The monthly ABI report for November 2017 on Economics and Financial Markets was published, where it is possible to collect all the data useful to the sector well in advance, as they are produced by the banks themselves.
Data on loans and mortgages
If we analyze the data collected at the end of October, loans granted by Italian banks are significantly higher than customer deposits (1,764.7 billion euro against 1,722.3); in addition, loans granted to families and businesses recorded an annual growth of + 0.9% , maintaining a positive trend that has continued for 21 months.
We can also talk about the recovery of the mortgage market , based on official September data. The growth compared to September 2016 is + 3.3%.
Interest rates? At the minimum historical
Interest rates on loans remain very low, and record a new historical low with 2.74%. Historical minimums also for the average rate on new home purchase transactions, at 2.02%, and on new business financing transactions, which stop at 1.35%.
In Italy, data for October show an increase in current account deposits, certificates of deposit and repurchase agreements, with over 65 billion euros compared to the previous year (annual + 4.8%); bond funding fell, therefore in the medium to long term, with a -14.6% and € 50.4 billion raised. Overall, the performance of total deposits is positive with 0.9%, compared with 1.9% in the previous month. As far as interest rates are concerned , it is equal to 0.38% that applied to deposits, + 0.95% to PVT and 2.66% to the yield on bonds. Overall, it is equal to + 0.91%.
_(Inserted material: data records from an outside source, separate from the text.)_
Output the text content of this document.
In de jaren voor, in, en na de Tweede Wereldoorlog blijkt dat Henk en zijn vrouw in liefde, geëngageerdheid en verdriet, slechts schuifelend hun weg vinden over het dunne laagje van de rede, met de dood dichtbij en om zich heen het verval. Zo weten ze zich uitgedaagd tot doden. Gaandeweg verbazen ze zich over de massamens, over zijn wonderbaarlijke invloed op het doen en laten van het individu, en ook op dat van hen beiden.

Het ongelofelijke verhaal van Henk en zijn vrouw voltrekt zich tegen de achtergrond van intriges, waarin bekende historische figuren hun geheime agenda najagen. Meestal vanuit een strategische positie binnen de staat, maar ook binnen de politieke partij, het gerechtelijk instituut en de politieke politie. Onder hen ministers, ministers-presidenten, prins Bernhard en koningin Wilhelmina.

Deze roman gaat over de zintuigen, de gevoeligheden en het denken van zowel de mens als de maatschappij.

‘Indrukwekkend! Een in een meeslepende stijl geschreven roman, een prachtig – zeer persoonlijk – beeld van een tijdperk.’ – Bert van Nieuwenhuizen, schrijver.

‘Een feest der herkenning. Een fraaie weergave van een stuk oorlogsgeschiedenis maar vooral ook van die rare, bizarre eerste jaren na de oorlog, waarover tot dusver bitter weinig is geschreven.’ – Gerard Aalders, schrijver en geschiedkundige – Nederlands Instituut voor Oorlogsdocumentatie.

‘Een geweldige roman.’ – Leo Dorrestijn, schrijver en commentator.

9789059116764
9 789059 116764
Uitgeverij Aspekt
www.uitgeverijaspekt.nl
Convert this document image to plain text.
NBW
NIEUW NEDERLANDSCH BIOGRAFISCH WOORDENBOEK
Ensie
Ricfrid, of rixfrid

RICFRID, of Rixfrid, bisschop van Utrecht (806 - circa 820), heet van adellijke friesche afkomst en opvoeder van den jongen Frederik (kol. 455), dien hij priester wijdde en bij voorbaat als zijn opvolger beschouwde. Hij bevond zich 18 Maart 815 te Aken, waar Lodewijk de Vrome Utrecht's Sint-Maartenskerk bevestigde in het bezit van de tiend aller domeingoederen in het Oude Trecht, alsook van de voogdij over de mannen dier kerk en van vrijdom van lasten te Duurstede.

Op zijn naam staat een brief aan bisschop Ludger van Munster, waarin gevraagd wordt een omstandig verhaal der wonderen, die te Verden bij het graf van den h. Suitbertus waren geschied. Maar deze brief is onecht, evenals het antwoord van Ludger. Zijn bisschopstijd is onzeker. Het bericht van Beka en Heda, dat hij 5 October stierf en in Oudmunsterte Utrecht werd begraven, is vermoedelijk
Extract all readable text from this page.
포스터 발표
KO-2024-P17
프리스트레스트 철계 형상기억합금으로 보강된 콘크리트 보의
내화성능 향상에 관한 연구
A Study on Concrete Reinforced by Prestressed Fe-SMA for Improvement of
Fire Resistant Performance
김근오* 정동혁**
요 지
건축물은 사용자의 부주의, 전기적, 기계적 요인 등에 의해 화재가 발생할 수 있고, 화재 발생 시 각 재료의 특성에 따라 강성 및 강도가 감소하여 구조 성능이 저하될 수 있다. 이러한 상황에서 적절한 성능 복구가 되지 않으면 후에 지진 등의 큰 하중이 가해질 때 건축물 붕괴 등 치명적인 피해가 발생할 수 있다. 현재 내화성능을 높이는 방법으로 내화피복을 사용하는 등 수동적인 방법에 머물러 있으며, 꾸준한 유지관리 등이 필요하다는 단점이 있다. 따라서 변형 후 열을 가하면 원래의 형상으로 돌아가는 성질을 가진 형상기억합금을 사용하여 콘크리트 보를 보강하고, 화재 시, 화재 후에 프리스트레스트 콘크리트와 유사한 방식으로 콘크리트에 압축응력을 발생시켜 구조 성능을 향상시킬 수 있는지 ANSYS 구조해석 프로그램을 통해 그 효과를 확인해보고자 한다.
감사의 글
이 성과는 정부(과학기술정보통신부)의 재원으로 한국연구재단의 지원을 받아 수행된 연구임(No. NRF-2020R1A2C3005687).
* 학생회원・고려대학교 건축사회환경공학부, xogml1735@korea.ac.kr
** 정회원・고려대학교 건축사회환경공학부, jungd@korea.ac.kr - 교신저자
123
The spread between loans and deposits is equal to 183 basis points, down and very low levels (before the financial crisis in 2007, the figure was over 300 basis points).
There were numerous signs of growth, from second-quarter GDP to the dynamics of bank loan stock for home purchase, to an increase in the number of trades.
Abi explains that ” Credit dynamics continue to be influenced by the performance of investments and the economic cycle, which, although recovering, sees an intensity that remains contained “. The report outlines a more favorable scenario for the coming months: ” The investment programs declared by companies for 2017 envisage a further increase in spending (2.8%). The accumulation would be driven by the plans of the largest companies in all the main sectors “.